Encore un troupeau de yaks... Pris avec un vieil appareil (désolé pour la qualité)

Croiser un troupeau de yaks ou de moutons paître sans clôture au milieu de la steppe… Voilà bien une rencontre d’un type très courant en Mongolie. Il m’a toutefois fallu un temps pour l’apprivoiser. J’ai d’abord été intimidé par ces masses vivantes et imposantes, et ce n’est que petit à petit que j’ai progressivement raccourci mes détours pour contourner ces animaux…

Un jour j’ai osé. En descendant une colline en fin d’après-midi, j’ai rencontré un troupeau qui devait sans doute rentrer au bercail pour la nuit. Se déplaçant comme un seul “homme”, cet insolent voyageur osait remonter la pente en empruntant mon sentier, alors qu’il avait toute la place pour marcher à côté. Mais j’étais armé de mes bâtons de marche (dont on peut entendre les “tics-tics”)… Il n’aurait osé m’affronter et s’écartait donc de moi à mesure que je l’approchais.

Ma traversée de la mer noire (oui… ça tangue un peu) s’est donc déroulée sans encombre, et c’est en sifflotant que j’ai quitté cette marée montante pour poursuivre ma route.

Les Mongols sont largement habitués à gérer ce type de croisement. Ils traversent les troupeaux de chèvres, moutons, vaches ou yaks à toute allure et à grand renfort de cris ou de coups de klaxons. J’imagine aisément que de telles rencontres puissent devenir pour eux des non-évènements.
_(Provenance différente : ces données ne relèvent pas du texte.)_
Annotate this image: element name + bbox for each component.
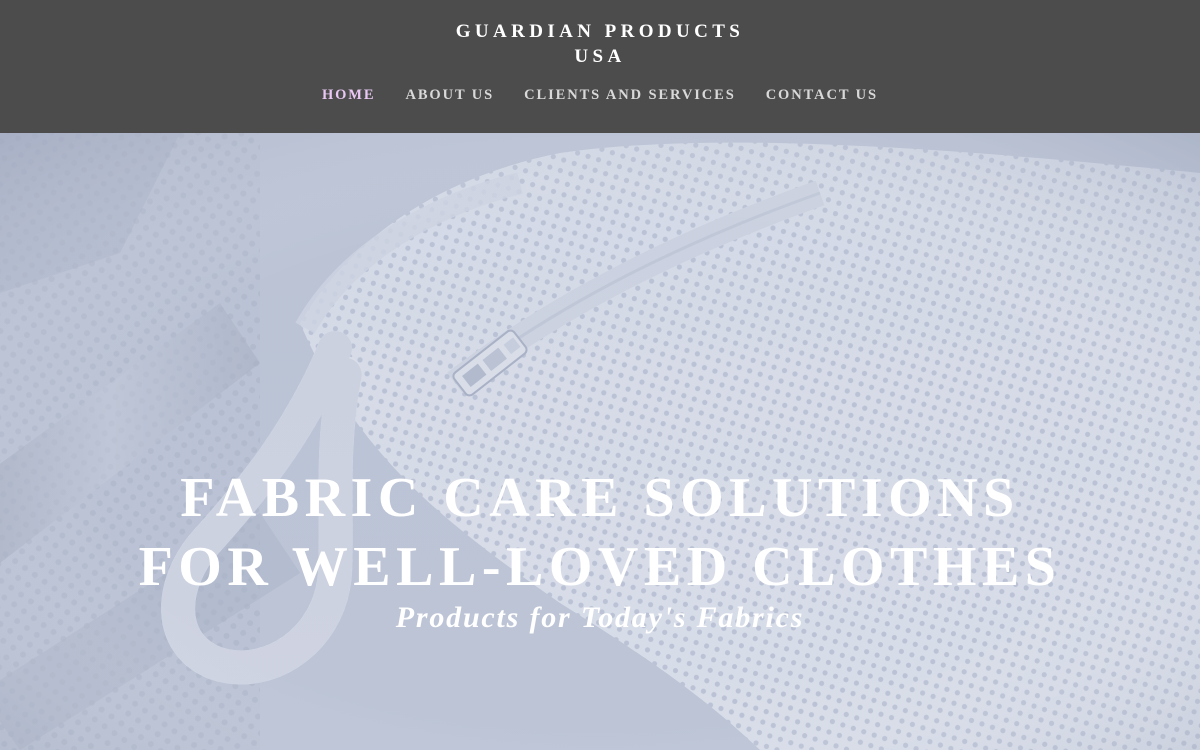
site-logo[interactable]: GUARDIAN PRODUCTS USA xyxy=(0,19,1200,69)
brand-name: GUARDIAN PRODUCTS xyxy=(455,21,745,42)
site-header: GUARDIAN PRODUCTS USA HOME ABOUT US CLIE… xyxy=(0,0,1200,133)
brand-country: USA xyxy=(574,46,626,67)
hero-title-line-1: FABRIC CARE SOLUTIONS xyxy=(180,466,1020,529)
nav-home[interactable]: HOME xyxy=(322,86,376,104)
main-nav: HOME ABOUT US CLIENTS AND SERVICES CONTA… xyxy=(0,86,1200,104)
hero-title-line-2: FOR WELL-LOVED CLOTHES xyxy=(138,535,1062,598)
hero-section: FABRIC CARE SOLUTIONS FOR WELL-LOVED CLO… xyxy=(0,133,1200,750)
hero-subtitle: Products for Today's Fabrics xyxy=(395,601,805,634)
nav-clients-and-services[interactable]: CLIENTS AND SERVICES xyxy=(524,86,736,104)
nav-about-us[interactable]: ABOUT US xyxy=(405,86,494,104)
hero-title: FABRIC CARE SOLUTIONS FOR WELL-LOVED CLO… xyxy=(0,464,1200,602)
nav-contact-us[interactable]: CONTACT US xyxy=(766,86,878,104)
hero-background-image xyxy=(0,133,1200,750)
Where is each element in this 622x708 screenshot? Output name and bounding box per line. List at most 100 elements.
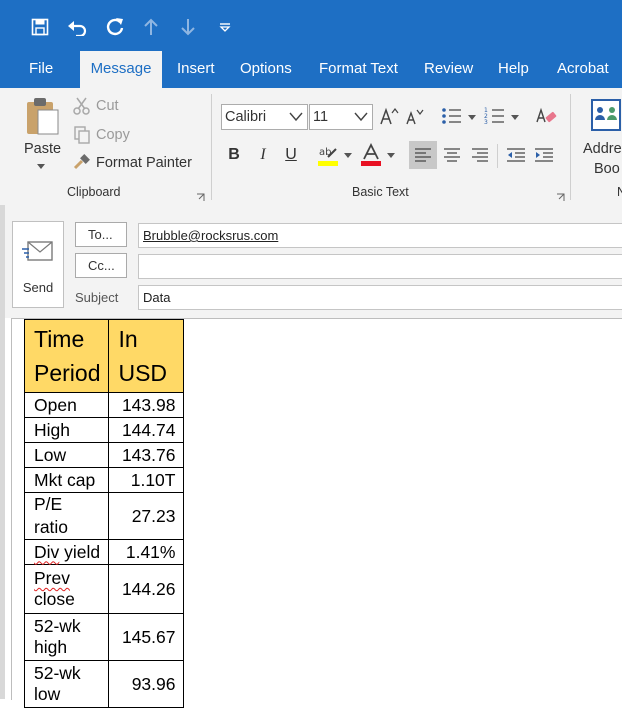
undo-icon[interactable] xyxy=(66,16,88,38)
chevron-down-icon[interactable] xyxy=(343,151,353,159)
down-arrow-icon[interactable] xyxy=(177,16,199,38)
table-row: 52-wk high 145.67 xyxy=(23,613,185,661)
chevron-down-icon[interactable] xyxy=(510,113,520,121)
clipboard-group-label: Clipboard xyxy=(67,185,121,199)
header-line: In xyxy=(118,326,138,352)
row-value: 1.41% xyxy=(108,539,185,565)
row-label: P/E ratio xyxy=(23,492,110,540)
clear-formatting-icon[interactable] xyxy=(536,105,558,127)
send-label: Send xyxy=(22,280,54,295)
chevron-down-icon[interactable] xyxy=(353,105,369,137)
tab-format-text[interactable]: Format Text xyxy=(319,51,398,88)
cc-field[interactable] xyxy=(138,254,622,279)
paste-button[interactable]: Paste xyxy=(24,141,61,157)
table-row: High 144.74 xyxy=(23,417,185,443)
tab-options[interactable]: Options xyxy=(240,51,292,88)
address-book-button[interactable]: Addre xyxy=(583,141,622,157)
save-icon[interactable] xyxy=(29,16,51,38)
chevron-down-icon[interactable] xyxy=(386,151,396,159)
copy-button: Copy xyxy=(96,127,130,143)
font-color-icon[interactable] xyxy=(359,142,383,168)
font-size-combo[interactable]: 11 xyxy=(309,104,373,130)
highlight-color-icon[interactable]: ab xyxy=(316,142,340,168)
row-value: 144.74 xyxy=(108,417,185,443)
subject-label: Subject xyxy=(75,290,119,305)
row-label: 52-wk high xyxy=(23,613,110,661)
customize-qat-icon[interactable] xyxy=(214,16,236,38)
data-table: Time Period In USD Open 143.98 High 144.74 Low… xyxy=(23,319,185,708)
table-row: Prev close 144.26 xyxy=(23,564,185,614)
window-edge xyxy=(0,205,5,699)
tab-review[interactable]: Review xyxy=(424,51,473,88)
dialog-launcher-icon[interactable] xyxy=(196,189,205,201)
send-button[interactable]: Send xyxy=(12,221,64,308)
decrease-indent-icon[interactable] xyxy=(505,144,527,166)
dialog-launcher-icon[interactable] xyxy=(556,189,565,201)
row-label-line: Mkt cap xyxy=(34,469,96,490)
row-value: 145.67 xyxy=(108,613,185,661)
tab-acrobat[interactable]: Acrobat xyxy=(557,51,609,88)
shrink-font-icon[interactable] xyxy=(405,105,425,127)
separator xyxy=(497,144,498,168)
font-name-value: Calibri xyxy=(225,109,267,125)
to-field[interactable]: Brubble@rocksrus.com xyxy=(138,223,622,248)
redo-icon[interactable] xyxy=(104,16,126,38)
table-header-cell: Time Period xyxy=(23,319,110,393)
bold-button[interactable]: B xyxy=(224,144,244,166)
paste-icon[interactable] xyxy=(24,96,62,136)
row-label: 52-wk low xyxy=(23,660,110,708)
align-center-icon[interactable] xyxy=(441,144,463,166)
copy-icon xyxy=(72,126,92,144)
group-separator xyxy=(570,94,571,200)
address-book-button-line2[interactable]: Boo xyxy=(594,161,620,177)
recipient-email[interactable]: Brubble@rocksrus.com xyxy=(143,228,278,243)
cut-icon xyxy=(72,97,92,115)
tab-file[interactable]: File xyxy=(29,51,53,88)
grow-font-icon[interactable] xyxy=(379,105,399,127)
row-value: 143.76 xyxy=(108,442,185,468)
to-button[interactable]: To... xyxy=(75,222,127,247)
table-header-row: Time Period In USD xyxy=(23,319,185,393)
tab-help[interactable]: Help xyxy=(498,51,529,88)
header-line: Time xyxy=(34,326,85,352)
cc-button[interactable]: Cc... xyxy=(75,253,127,278)
underline-button[interactable]: U xyxy=(281,144,301,166)
format-painter-icon[interactable] xyxy=(72,154,92,172)
align-left-icon[interactable] xyxy=(409,141,437,169)
chevron-down-icon[interactable] xyxy=(36,162,46,170)
row-value: 27.23 xyxy=(108,492,185,540)
numbering-icon[interactable]: 123 xyxy=(484,105,506,127)
svg-text:3: 3 xyxy=(484,119,488,126)
font-name-combo[interactable]: Calibri xyxy=(221,104,308,130)
row-label: High xyxy=(23,417,110,443)
row-value: 143.98 xyxy=(108,392,185,418)
increase-indent-icon[interactable] xyxy=(533,144,555,166)
table-row: Open 143.98 xyxy=(23,392,185,418)
table-row: Mkt cap 1.10T xyxy=(23,467,185,493)
italic-button[interactable]: I xyxy=(253,144,273,166)
subject-field[interactable]: Data xyxy=(138,285,622,310)
row-label-line: High xyxy=(34,419,70,440)
table-row: Div yield 1.41% xyxy=(23,539,185,565)
format-painter-button[interactable]: Format Painter xyxy=(96,155,192,171)
table-row: 52-wk low 93.96 xyxy=(23,660,185,708)
row-label: Prev close xyxy=(23,564,110,614)
names-group-label: N xyxy=(617,185,622,199)
row-value: 93.96 xyxy=(108,660,185,708)
align-right-icon[interactable] xyxy=(469,144,491,166)
row-label: Div yield xyxy=(23,539,110,565)
address-book-icon[interactable] xyxy=(590,98,622,132)
chevron-down-icon[interactable] xyxy=(288,105,304,137)
tab-insert[interactable]: Insert xyxy=(177,51,215,88)
table-row: Low 143.76 xyxy=(23,442,185,468)
tab-message[interactable]: Message xyxy=(80,51,162,88)
chevron-down-icon[interactable] xyxy=(467,113,477,121)
row-label: Low xyxy=(23,442,110,468)
ribbon-tabs: File Message Insert Options Format Text … xyxy=(0,51,622,88)
font-size-value: 11 xyxy=(313,109,329,125)
table-header-cell: In USD xyxy=(108,319,185,393)
row-label-line: 52-wk xyxy=(34,663,81,683)
up-arrow-icon[interactable] xyxy=(140,16,162,38)
send-icon xyxy=(22,239,54,270)
bullets-icon[interactable] xyxy=(441,105,463,127)
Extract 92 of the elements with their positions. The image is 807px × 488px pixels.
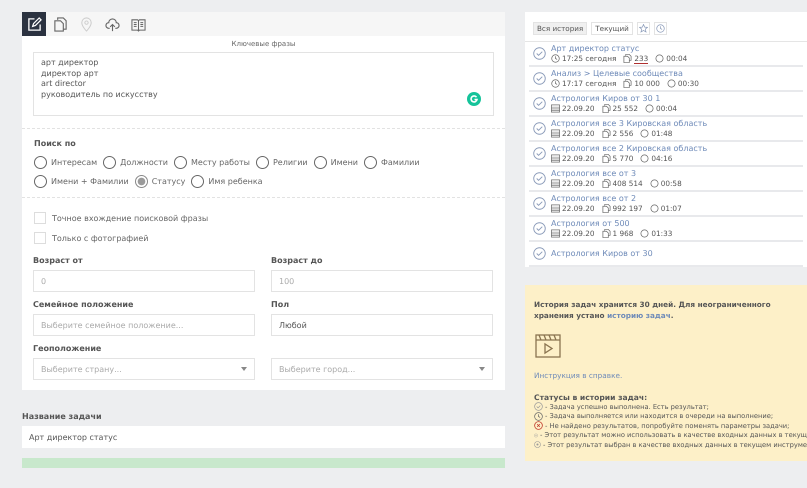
radio-label[interactable]: Должности xyxy=(120,158,168,167)
documents-icon xyxy=(602,154,610,163)
radio-button[interactable] xyxy=(364,156,377,169)
check-circle-icon xyxy=(533,222,546,235)
radio-label[interactable]: Имени xyxy=(330,158,358,167)
radio-button[interactable] xyxy=(34,175,47,188)
dot-circle-icon xyxy=(534,440,541,450)
radio-label[interactable]: Месту работы xyxy=(191,158,250,167)
duration-icon xyxy=(640,129,650,138)
check-circle-icon xyxy=(533,97,546,110)
keywords-field[interactable]: арт директор директор арт art director руководитель по искусству xyxy=(33,52,494,116)
radio-button[interactable] xyxy=(191,175,204,188)
recent-button[interactable] xyxy=(654,22,667,35)
radio-button[interactable] xyxy=(34,156,47,169)
check-circle-icon xyxy=(533,47,546,60)
clock-icon xyxy=(534,412,543,421)
duration-icon xyxy=(666,79,676,88)
radio-label[interactable]: Религии xyxy=(272,158,308,167)
history-item-link[interactable]: Астрология Киров от 30 1 xyxy=(551,94,682,104)
tab[interactable] xyxy=(22,12,46,36)
calendar-icon xyxy=(551,229,560,238)
history-item-link[interactable]: Астрология все 2 Кировская область xyxy=(551,144,708,154)
documents-icon xyxy=(623,54,632,63)
radio-button[interactable] xyxy=(256,156,269,169)
documents-icon xyxy=(52,16,68,32)
dropdown-caret-icon xyxy=(241,367,247,371)
edit-icon xyxy=(26,16,42,32)
check-circle-icon xyxy=(533,247,546,260)
calendar-icon xyxy=(551,179,560,188)
radio-button[interactable] xyxy=(134,175,148,188)
field-label: Возраст до xyxy=(271,256,324,267)
calendar-icon xyxy=(551,204,560,213)
check-circle-icon xyxy=(533,72,546,85)
documents-icon xyxy=(602,229,610,238)
history-item-link[interactable]: Астрология все от 2 xyxy=(551,194,687,204)
video-icon[interactable] xyxy=(535,334,561,358)
location-pin-icon xyxy=(78,16,94,32)
check-circle-icon xyxy=(533,147,546,160)
task-name-label: Название задачи xyxy=(22,412,103,421)
duration-icon xyxy=(645,104,654,113)
documents-icon xyxy=(602,204,610,213)
calendar-icon xyxy=(551,129,560,138)
clock-icon xyxy=(551,79,560,88)
checkbox[interactable] xyxy=(34,212,46,224)
field-label: Геоположение xyxy=(33,344,102,355)
task-name-field[interactable]: Арт директор статус xyxy=(22,426,505,448)
radio-label[interactable]: Фамилии xyxy=(381,158,420,167)
checkbox-label[interactable]: Точное вхождение поисковой фразы xyxy=(52,214,208,222)
radio-label[interactable]: Статусу xyxy=(152,177,186,186)
history-item-link[interactable]: Астрология от 500 xyxy=(551,219,678,229)
plus-circle-icon xyxy=(534,430,538,440)
search-by-label: Поиск по xyxy=(34,139,77,148)
documents-icon xyxy=(602,179,610,188)
documents-icon xyxy=(602,104,610,113)
check-circle-icon xyxy=(534,402,543,412)
field-label: Пол xyxy=(271,300,290,311)
duration-icon xyxy=(655,54,664,63)
cross-circle-icon xyxy=(534,421,543,430)
calendar-icon xyxy=(551,154,560,163)
duration-icon xyxy=(640,229,650,238)
radio-button[interactable] xyxy=(174,156,187,169)
clock-icon xyxy=(656,24,665,33)
book-icon xyxy=(130,16,146,32)
checkbox-label[interactable]: Только с фотографией xyxy=(52,234,148,242)
check-circle-icon xyxy=(533,122,546,135)
radio-label[interactable]: Имени + Фамилии xyxy=(51,177,129,186)
cloud-upload-icon xyxy=(104,16,120,32)
duration-icon xyxy=(650,204,659,213)
check-circle-icon xyxy=(533,197,546,210)
field-label: Возраст от xyxy=(33,256,84,267)
history-item-link[interactable]: Астрология все 3 Кировская область xyxy=(551,119,708,129)
duration-icon xyxy=(650,179,659,188)
favorites-button[interactable] xyxy=(636,22,650,35)
calendar-icon xyxy=(551,104,560,113)
clock-icon xyxy=(551,54,560,63)
history-item-link[interactable]: Астрология все от 3 xyxy=(551,169,687,179)
radio-button[interactable] xyxy=(103,156,116,169)
documents-icon xyxy=(623,79,632,88)
star-icon xyxy=(638,24,648,33)
checkbox[interactable] xyxy=(34,232,46,244)
field-label: Семейное положение xyxy=(33,300,134,311)
documents-icon xyxy=(602,129,610,138)
check-circle-icon xyxy=(533,172,546,185)
history-item-link[interactable]: Астрология Киров от 30 xyxy=(551,248,653,258)
radio-button[interactable] xyxy=(314,156,327,169)
duration-icon xyxy=(640,154,650,163)
radio-label[interactable]: Имя ребенка xyxy=(208,177,263,186)
dropdown-caret-icon xyxy=(479,367,485,371)
input-field[interactable]: Любой xyxy=(271,314,493,336)
radio-label[interactable]: Интересам xyxy=(51,158,98,167)
history-item-link[interactable]: Арт директор статус xyxy=(551,44,692,54)
history-item-link[interactable]: Анализ > Целевые сообщества xyxy=(551,69,704,79)
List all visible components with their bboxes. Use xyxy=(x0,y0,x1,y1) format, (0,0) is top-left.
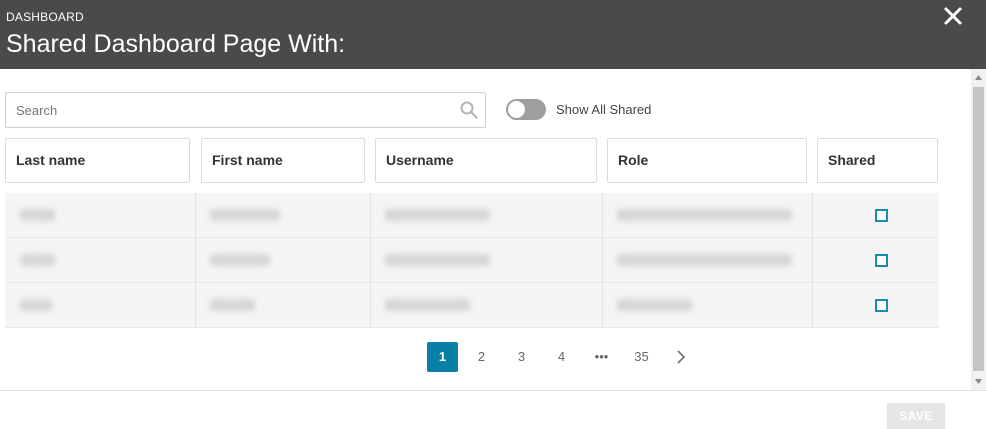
table-cell-first-name xyxy=(196,238,371,283)
column-header-username[interactable]: Username xyxy=(375,138,597,183)
redacted-text xyxy=(617,299,692,311)
redacted-text xyxy=(210,209,280,221)
table-cell-role xyxy=(603,193,813,238)
table-cell-username xyxy=(371,283,603,328)
save-button[interactable]: SAVE xyxy=(887,403,945,429)
page-3-button[interactable]: 3 xyxy=(506,342,537,372)
table-cell-first-name xyxy=(196,283,371,328)
redacted-text xyxy=(617,254,792,266)
shared-checkbox[interactable] xyxy=(875,209,888,222)
scroll-up-icon[interactable] xyxy=(974,73,983,82)
dialog-footer: SAVE xyxy=(0,390,986,429)
search-box xyxy=(5,92,486,128)
column-header-last-name[interactable]: Last name xyxy=(5,138,190,183)
table-cell-username xyxy=(371,193,603,238)
table-cell-role xyxy=(603,283,813,328)
search-input[interactable] xyxy=(6,93,446,127)
table-cell-username xyxy=(371,238,603,283)
column-header-first-name[interactable]: First name xyxy=(201,138,365,183)
dialog-kicker: DASHBOARD xyxy=(6,10,84,24)
dialog-header: DASHBOARD Shared Dashboard Page With: xyxy=(0,0,986,69)
search-icon[interactable] xyxy=(460,101,478,119)
table-cell-first-name xyxy=(196,193,371,238)
dialog-body: Show All Shared Last name First name Use… xyxy=(0,69,986,390)
show-all-shared-toggle[interactable] xyxy=(506,99,546,120)
table-cell-shared xyxy=(813,238,939,283)
shared-checkbox[interactable] xyxy=(875,254,888,267)
page-ellipsis: ••• xyxy=(594,349,609,364)
table-row xyxy=(5,283,939,328)
table-cell-last-name xyxy=(5,193,196,238)
redacted-text xyxy=(385,209,490,221)
dialog-title: Shared Dashboard Page With: xyxy=(6,30,346,58)
redacted-text xyxy=(210,254,270,266)
shared-checkbox[interactable] xyxy=(875,299,888,312)
scrollbar-thumb[interactable] xyxy=(973,87,984,371)
redacted-text xyxy=(210,299,255,311)
table-cell-role xyxy=(603,238,813,283)
vertical-scrollbar[interactable] xyxy=(971,69,986,390)
page-4-button[interactable]: 4 xyxy=(546,342,577,372)
page-1-button[interactable]: 1 xyxy=(427,342,458,372)
table-row xyxy=(5,193,939,238)
table-row xyxy=(5,238,939,283)
redacted-text xyxy=(385,254,490,266)
users-table-body xyxy=(5,193,939,329)
redacted-text xyxy=(385,299,470,311)
column-header-shared[interactable]: Shared xyxy=(817,138,938,183)
table-cell-last-name xyxy=(5,238,196,283)
table-cell-shared xyxy=(813,193,939,238)
table-cell-last-name xyxy=(5,283,196,328)
show-all-shared-label: Show All Shared xyxy=(556,102,652,117)
chevron-right-icon[interactable] xyxy=(666,342,697,372)
page-2-button[interactable]: 2 xyxy=(466,342,497,372)
page-35-button[interactable]: 35 xyxy=(626,342,657,372)
pagination: 1 2 3 4 ••• 35 xyxy=(427,342,697,372)
toggle-knob xyxy=(508,101,525,118)
redacted-text xyxy=(20,209,55,221)
column-header-role[interactable]: Role xyxy=(607,138,807,183)
table-cell-shared xyxy=(813,283,939,328)
scroll-down-icon[interactable] xyxy=(974,377,983,386)
redacted-text xyxy=(20,299,52,311)
close-icon[interactable] xyxy=(942,5,964,27)
redacted-text xyxy=(617,209,792,221)
redacted-text xyxy=(20,254,55,266)
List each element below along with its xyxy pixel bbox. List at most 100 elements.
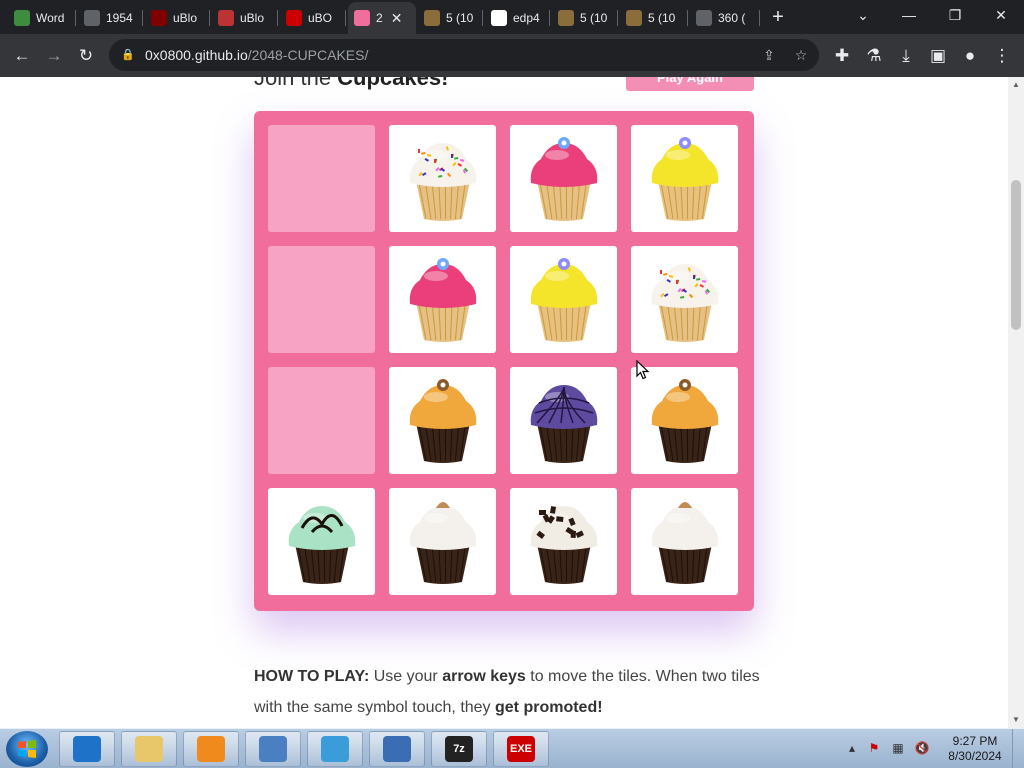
profile-button[interactable]: ● xyxy=(956,42,984,70)
reload-button[interactable]: ↻ xyxy=(72,42,100,70)
tab-separator xyxy=(277,10,278,26)
globe-icon xyxy=(84,10,100,26)
tab-4[interactable]: uBO xyxy=(280,4,346,32)
scroll-down-icon[interactable]: ▼ xyxy=(1008,712,1024,728)
taskbar-control-panel[interactable] xyxy=(245,731,301,767)
puzzle-icon: ✚ xyxy=(834,46,850,65)
address-bar[interactable]: 🔒 0x0800.github.io/2048-CUPCAKES/ ⇪ ☆ xyxy=(109,39,819,71)
volume-muted-icon[interactable]: 🔇 xyxy=(914,741,930,757)
taskbar: 7z EXE ▴ ⚑ ▦ 🔇 9:27 PM 8/30/2024 xyxy=(0,728,1024,768)
taskbar-media-player[interactable] xyxy=(183,731,239,767)
tile-vanilla-chocolate xyxy=(389,488,496,595)
tab-10[interactable]: 360 ( xyxy=(690,4,760,32)
tab-separator xyxy=(142,10,143,26)
tab-label: edp4 xyxy=(513,11,540,25)
arrow-right-icon: → xyxy=(45,46,63,65)
taskbar-document[interactable] xyxy=(369,731,425,767)
mint-chocolate-cupcake-icon xyxy=(288,505,355,584)
tab-8[interactable]: 5 (10 xyxy=(552,4,618,32)
tab-0[interactable]: Word xyxy=(8,4,76,32)
taskbar-ie[interactable] xyxy=(59,731,115,767)
url-path: /2048-CUPCAKES/ xyxy=(247,47,369,63)
howto-label: HOW TO PLAY: xyxy=(254,668,370,685)
tile-vanilla-chocolate xyxy=(631,488,738,595)
new-tab-button[interactable]: + xyxy=(766,5,790,29)
how-to-play: HOW TO PLAY: Use your arrow keys to move… xyxy=(254,661,774,723)
explorer-icon xyxy=(135,736,163,762)
page-title: Join the Cupcakes! xyxy=(254,77,448,91)
tile-pink-frosting xyxy=(510,125,617,232)
tab-search-button[interactable]: ⌄ xyxy=(840,0,886,30)
back-button[interactable]: ← xyxy=(8,42,36,70)
vertical-scrollbar[interactable]: ▲ ▼ xyxy=(1008,77,1024,728)
forward-button[interactable]: → xyxy=(40,42,68,70)
bookmark-star-icon[interactable]: ☆ xyxy=(791,45,811,65)
action-center-icon[interactable]: ⚑ xyxy=(866,741,882,757)
empty-cell xyxy=(268,367,375,474)
start-button[interactable] xyxy=(6,731,48,767)
tile-mint-chocolate xyxy=(268,488,375,595)
tab-label: 5 (10 xyxy=(446,11,474,25)
clock-date: 8/30/2024 xyxy=(948,749,1002,763)
flask-icon: ⚗ xyxy=(866,46,882,65)
play-again-button[interactable]: Play Again xyxy=(626,77,754,91)
pink-frosting-cupcake-icon xyxy=(409,257,476,342)
yellow-frosting-cupcake-icon xyxy=(530,257,597,342)
tab-9[interactable]: 5 (10 xyxy=(620,4,688,32)
tab-label: 5 (10 xyxy=(648,11,676,25)
show-desktop-button[interactable] xyxy=(1012,729,1024,768)
howto-text-1: Use your xyxy=(369,668,443,685)
tray-expand-icon[interactable]: ▴ xyxy=(844,741,860,757)
taskbar-youtube-exe[interactable]: EXE xyxy=(493,731,549,767)
arrow-left-icon: ← xyxy=(13,46,31,65)
youtube-exe-icon: EXE xyxy=(507,736,535,762)
share-icon[interactable]: ⇪ xyxy=(759,45,779,65)
taskbar-explorer[interactable] xyxy=(121,731,177,767)
sprinkle-white-cupcake-icon xyxy=(409,142,476,221)
tile-cookies-cream xyxy=(510,488,617,595)
tab-7[interactable]: edp4 xyxy=(485,4,550,32)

En revanche, il est bien plus rare de rencontrer quelqu’un. Bien sûr, les troupeaux appartiennent toujours à des nomades. Leur présence est donc signe d’activité humaine. Mais, entre le yak et son berger, il y a loin. Il est impossible de croiser quelqu’un par hasard dans la steppe, où l’on peut voir à des kilomètres. Chaque rencontre avec un être humain est le fruit d’une décision.

Rencontre du premier type

Dans un autre extrême, la Belgique est 150 fois plus densément peuplée que la Mongolie. Voir quelqu’un en se promenant est tout sauf un évènement. On se saluera en se croisant (en tout cas s’il fait beau), et ça s’arrêtera là la plupart du temps. Combien de cyclistes ai-je dépassé ce matin sans y prêter d’autres attentions que celles relatives à la sécurité routière ?

Dans ce plat pays, nous vivons cette expérience de l’anonymat de masse en permanence, que ce soit de manière incarnée ou en ligne. Devenir personne… Voilà un malaise bien connu de nos sociétés contemporaines. Sans être un spécialiste de la question, il m’apparaît évident que la simple densité de population y joue un rôle de premier plan. Le fait de se trouver sur la même route, au même endroit que quelqu’un n’est pas forcément une décision et n’est en général pas une rencontre. Le plus souvent c’est la traduction d’une réalité statistique : nous sommes de plus en plus nombreux.

Passer de cette réalité statistique à la conscience que toutes ces vies humaines racontent toutes autant d’histoires que la mienne demande un éveil de tous les instants. Et ce n’est pourtant pas moins une réalité, elle est simplement rendue difficile à percevoir par la force du quotidien.

Briser l’habitude de temps en temps est donc essentiel. Il ne m’a pas fallu grand-chose : un petit tour en Mongolie il y a un an, et ce matin un simple changement de configuration de mon GPS. C’est vrai, j’ai perdu 7 minutes, vache comprise, par rapport à la demi-heure habituelle. Mais j’ai gagné une bataille dans mon combat contre la routine.

Et je suis sûr que la Mongolie n’est pas un passage obligé. Au final, ce qui compte vraiment c’est que je me suis donné un rêve et que je l’ai vécu.

C’est la recette du guide Maupassant.

Troupeau d'anonymes ou milliers d'opportunités de rencontres ?

Cher membre de l’humanité,

J’espère que pour toi aussi l’anynomat de masse est parfois un poids (mais seulement parfois). Tant que ce sera le cas, c’est que tu cherches à exister. Tout ce que je te souhaite, c’est de vivre cette recherche avec curiosité, envie et paix.